Выбрать главу

«Переходи ко мне жить. Клянусь матерью, люблю тебя больше всего на свете», — говорю я ей. Она в ответ: подожди, мол, не так сразу. И хоть целоваться целуется, но чтоб руки под кофточку, как бывало, ни-ни! И вдруг в понедельник сама является в парикмахерскую, строгая, в черном платье, и говорит: «Послушай, Николас, я поняла, что ты и вправду меня любишь. Я перехожу к тебе». Сердце мое вот-вот разорвется от радости. Прощай, домино в субботние вечера! Прощай, постель мулатки Эдувихис Чакон! Да здравствует Халиско! Целую неделю я хожу по магазинам, выбираю самую красивую кровать, достойную Росарио Кардосо. Теперь она — моя жена, хотя мы и не венчались и не регистрировали брак, чтобы не мешать дальнейшей нашей любви, — будет спать в моих объятьях.
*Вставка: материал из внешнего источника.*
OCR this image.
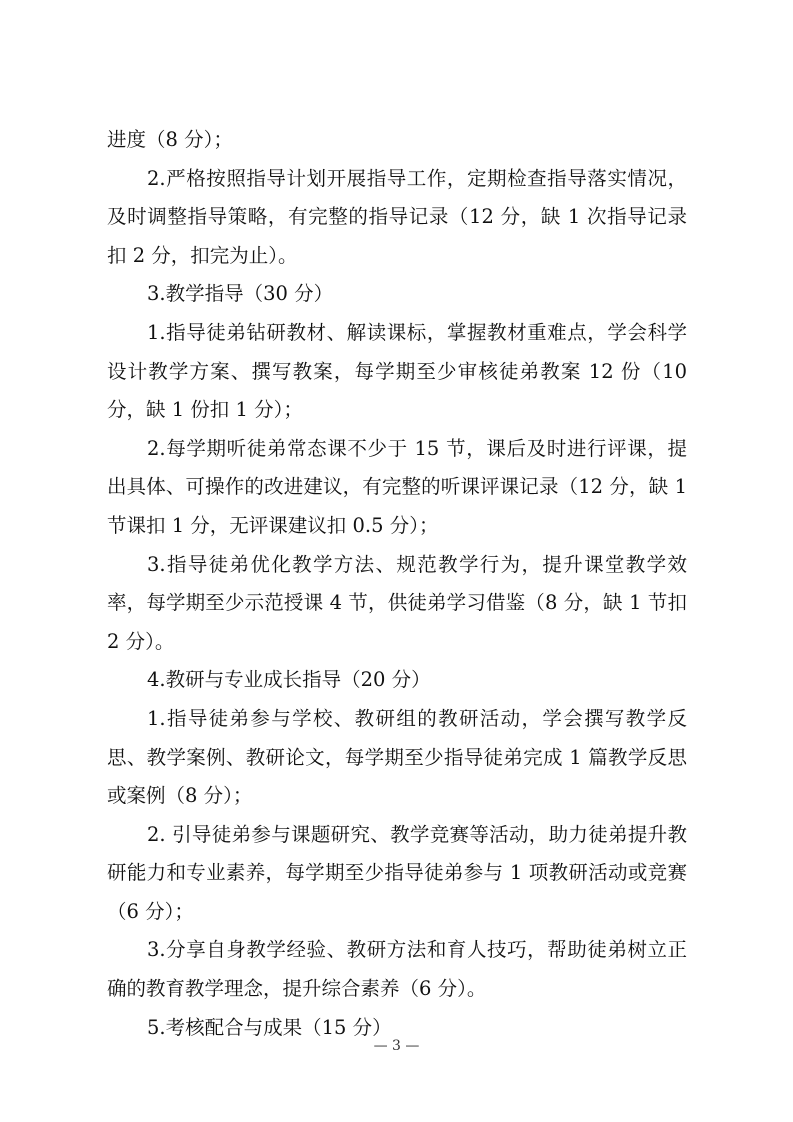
进度（8 分）；

2.严格按照指导计划开展指导工作，定期检查指导落实情况，及时调整指导策略，有完整的指导记录（12 分，缺 1 次指导记录扣 2 分，扣完为止）。

3.教学指导（30 分）

1.指导徒弟钻研教材、解读课标，掌握教材重难点，学会科学设计教学方案、撰写教案，每学期至少审核徒弟教案 12 份（10 分，缺 1 份扣 1 分）；

2.每学期听徒弟常态课不少于 15 节，课后及时进行评课，提出具体、可操作的改进建议，有完整的听课评课记录（12 分，缺 1 节课扣 1 分，无评课建议扣 0.5 分）；

3.指导徒弟优化教学方法、规范教学行为，提升课堂教学效率，每学期至少示范授课 4 节，供徒弟学习借鉴（8 分，缺 1 节扣 2 分）。

4.教研与专业成长指导（20 分）

1.指导徒弟参与学校、教研组的教研活动，学会撰写教学反思、教学案例、教研论文，每学期至少指导徒弟完成 1 篇教学反思或案例（8 分）；

2. 引导徒弟参与课题研究、教学竞赛等活动，助力徒弟提升教研能力和专业素养，每学期至少指导徒弟参与 1 项教研活动或竞赛（6 分）；

3.分享自身教学经验、教研方法和育人技巧，帮助徒弟树立正确的教育教学理念，提升综合素养（6 分）。

5.考核配合与成果（15 分）

— 3 —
Мы обязательно постараемся иметь ребенка. И Росарио и я мечтаем об этом.)

— История моя подходит к концу, — продолжал Парикмахер. — Трое бандитов спасли мне жизнь, отпоили молоком, словно малое дитя, залечили раны лекарствами, которые уму непостижимо, где и как раздобывали. Однажды ночью их увели, и я остался один в грязной пустой камере. А неделей позже меня перевели в тюрьму, где я встретился с вами. Так Парикмахер стал храбрым революционером, который под пытками не сказал ни слова из того, что знал, хотя на самом-то деле ничего не знал и ему просто нечего было сказать. Одно утешение выпало мне на долю за все это горькое время: в марте, в день святого Иосифа, пришло письмо от Росарио Кардосо, моей жены. В письме говорилось, что она и малыш здоровы и думают только обо мне.

— Малыш? — переспросил Бухгалтер. — Какой малыш?

— Как какой? Мой сын. Мой и Росарио Кардосо. Светловолосый, как мать, шестилетний сорванец.

— У тебя есть сын? — привстал на койке Журналист. — И как его зовут? Парикмахер ответил с гордостью;

— Его зовут Онорио,

ТЕТРАДЬ ВТОРАЯ

Июль, среда

После обеда зашел разговор об Онорио. С того момента, как Парикмахер сказал о существовании ребенка и назвал его имя, у четверых узников из головы не выходил этот неожиданный персонаж, их так и подмывало разузнать о нем поподробнее.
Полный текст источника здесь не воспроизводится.